Adapun dalam program Upsus Siwab pada tahun lalu, Provinsi Jatim telah mampu merealisasikan program IB sebanyak 1,69 juta ekor lebih atau mencapai 124,32% dari yang ditargetkan sebanyak 1,36 juta ekor.

Kesuksesan tersebut menjadikan Jatim dipilih sebagai lokasi pelaksanaan panen sapi pedet 2018, tepatnya di Kabupaten Blitar yang rencananya bakal digelar pada 19-21 Oktober 2018.

Dalam kesempatan yang berbeda, Menteri Pertanian Andi Amran Sulaiman mengatakan rencana kegiatan panen sapi pedet dan kontes ternak 2018 bakal dilaksanakan di lapangan terbuka milik Perum Perhutani dan Perum Jasa Tirta, Bendungan Lodoyo/Serut, Desa Derungan, Kecamatan Kademangan, Blitar.

"Kontes ternak dan panen pedet ini tidak hanya ajang kontes semata karena akan diikuti seluruh daerah tingkat kota/kabupaten se-Jawa Timur dan juga akan menghadirkan petani peternak terbaik dari 34 provinsi," jelasnya.

Amran menambahkan pihaknya juga meminta agar balai-balai inseminasi dan litbang Kementan menghadirkan 100 ekor sapi varian baru Belgian Blue dalam gelaran kontes ternak tersebut.

"Sapi Belgian Blue ini bagian dari program Kementan sejak tahun lalu.
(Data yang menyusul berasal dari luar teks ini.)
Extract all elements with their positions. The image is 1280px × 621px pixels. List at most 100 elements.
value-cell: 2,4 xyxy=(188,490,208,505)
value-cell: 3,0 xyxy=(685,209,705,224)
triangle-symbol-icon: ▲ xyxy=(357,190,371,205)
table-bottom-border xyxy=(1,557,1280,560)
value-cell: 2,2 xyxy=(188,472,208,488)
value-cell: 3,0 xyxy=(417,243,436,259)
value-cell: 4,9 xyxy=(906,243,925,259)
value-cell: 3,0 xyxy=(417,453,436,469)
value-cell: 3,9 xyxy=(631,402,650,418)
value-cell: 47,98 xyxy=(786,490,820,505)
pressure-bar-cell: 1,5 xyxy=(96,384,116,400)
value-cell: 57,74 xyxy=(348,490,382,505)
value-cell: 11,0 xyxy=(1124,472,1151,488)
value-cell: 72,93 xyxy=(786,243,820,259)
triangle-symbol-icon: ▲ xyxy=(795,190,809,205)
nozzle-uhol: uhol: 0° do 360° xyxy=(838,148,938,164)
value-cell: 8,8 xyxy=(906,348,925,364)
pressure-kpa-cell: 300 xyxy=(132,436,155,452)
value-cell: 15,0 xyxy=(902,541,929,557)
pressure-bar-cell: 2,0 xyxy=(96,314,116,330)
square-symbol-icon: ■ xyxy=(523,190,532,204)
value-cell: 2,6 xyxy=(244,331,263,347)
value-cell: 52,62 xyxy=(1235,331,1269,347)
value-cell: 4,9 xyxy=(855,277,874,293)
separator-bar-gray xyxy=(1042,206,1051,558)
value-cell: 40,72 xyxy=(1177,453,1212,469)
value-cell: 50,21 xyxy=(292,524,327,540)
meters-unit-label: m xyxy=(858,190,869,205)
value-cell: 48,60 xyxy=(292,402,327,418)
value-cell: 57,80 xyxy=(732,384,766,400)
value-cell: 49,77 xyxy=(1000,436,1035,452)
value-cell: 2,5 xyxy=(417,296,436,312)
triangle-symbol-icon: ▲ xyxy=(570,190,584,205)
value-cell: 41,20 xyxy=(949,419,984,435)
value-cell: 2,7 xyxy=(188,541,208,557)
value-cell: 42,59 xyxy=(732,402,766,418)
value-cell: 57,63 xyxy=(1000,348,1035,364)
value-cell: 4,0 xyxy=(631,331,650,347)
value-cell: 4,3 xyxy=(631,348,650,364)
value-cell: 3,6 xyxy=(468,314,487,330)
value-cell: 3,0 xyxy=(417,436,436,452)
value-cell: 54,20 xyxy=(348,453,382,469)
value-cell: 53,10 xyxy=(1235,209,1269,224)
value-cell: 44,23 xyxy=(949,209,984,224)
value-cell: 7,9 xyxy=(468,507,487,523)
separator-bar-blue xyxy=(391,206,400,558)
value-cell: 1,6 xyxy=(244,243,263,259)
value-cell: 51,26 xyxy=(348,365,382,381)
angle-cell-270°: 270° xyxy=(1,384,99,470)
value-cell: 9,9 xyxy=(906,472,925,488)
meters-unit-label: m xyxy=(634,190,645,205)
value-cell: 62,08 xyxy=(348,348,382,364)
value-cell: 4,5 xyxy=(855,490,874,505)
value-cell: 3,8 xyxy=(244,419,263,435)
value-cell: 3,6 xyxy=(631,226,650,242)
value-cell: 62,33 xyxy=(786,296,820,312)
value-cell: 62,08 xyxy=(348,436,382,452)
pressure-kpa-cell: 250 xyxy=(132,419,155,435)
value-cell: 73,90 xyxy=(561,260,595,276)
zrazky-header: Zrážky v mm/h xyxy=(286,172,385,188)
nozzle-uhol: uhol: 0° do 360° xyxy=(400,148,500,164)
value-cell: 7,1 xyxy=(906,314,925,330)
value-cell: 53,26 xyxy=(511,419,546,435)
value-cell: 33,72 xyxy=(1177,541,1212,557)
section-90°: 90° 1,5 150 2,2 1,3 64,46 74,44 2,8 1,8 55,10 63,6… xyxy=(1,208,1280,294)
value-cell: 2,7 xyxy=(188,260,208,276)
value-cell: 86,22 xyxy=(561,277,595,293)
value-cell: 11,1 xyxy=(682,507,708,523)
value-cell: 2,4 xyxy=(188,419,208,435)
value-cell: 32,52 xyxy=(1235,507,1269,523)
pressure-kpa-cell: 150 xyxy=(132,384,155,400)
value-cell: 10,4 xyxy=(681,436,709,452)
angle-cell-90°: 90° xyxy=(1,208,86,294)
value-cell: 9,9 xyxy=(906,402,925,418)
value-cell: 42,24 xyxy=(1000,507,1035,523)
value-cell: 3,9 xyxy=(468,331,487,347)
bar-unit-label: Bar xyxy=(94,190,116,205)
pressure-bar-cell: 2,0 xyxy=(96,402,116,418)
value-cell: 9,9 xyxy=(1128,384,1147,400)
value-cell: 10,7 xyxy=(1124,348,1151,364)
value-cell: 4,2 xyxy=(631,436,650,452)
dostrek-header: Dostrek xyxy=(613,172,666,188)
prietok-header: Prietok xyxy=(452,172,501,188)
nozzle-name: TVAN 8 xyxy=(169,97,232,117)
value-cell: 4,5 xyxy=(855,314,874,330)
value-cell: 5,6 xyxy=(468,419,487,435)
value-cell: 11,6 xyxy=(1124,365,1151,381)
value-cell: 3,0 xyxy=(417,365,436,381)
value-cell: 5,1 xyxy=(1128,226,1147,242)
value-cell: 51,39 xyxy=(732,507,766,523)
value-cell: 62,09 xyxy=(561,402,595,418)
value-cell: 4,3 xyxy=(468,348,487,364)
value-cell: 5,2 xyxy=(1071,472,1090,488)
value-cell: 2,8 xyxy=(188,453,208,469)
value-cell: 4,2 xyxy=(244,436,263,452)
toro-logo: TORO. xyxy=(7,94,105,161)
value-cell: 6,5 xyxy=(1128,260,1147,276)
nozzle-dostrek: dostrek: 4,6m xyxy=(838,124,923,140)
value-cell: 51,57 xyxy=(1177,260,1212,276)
Sapi ini bisa berbobot 2 ton/ekor sehingga cocok dikembangkan peternak di sini," jelasnya.

Dia menambahkan pengembangan sapi Belgian Blue dengan teknologi transfer embrio ini memang belum banyak diketahui petani peternak Indonesia. Dengan menghadirkan sapi Belgian Blue diharapkan semakin dikenal oleh peternak.

Dirjen Peternakan dan Kesehatan Hewan (PKH) Kementan, I Ketut Diamitra menambahkan kegiatan kontes ternak dan panen pedet ini dilaksanakan juga untuk mengapresiasi dan memotivasi kelompok petani peternak yang berpartisipasi mendukung Upsus Siwab.

"Harapannya kontes ini juga bisa menggugah semangat dan gairah masyarakat untuk terus mengembangkan usaha peternakan dan pemanfaatan sumber daya lokal," imbuhnya.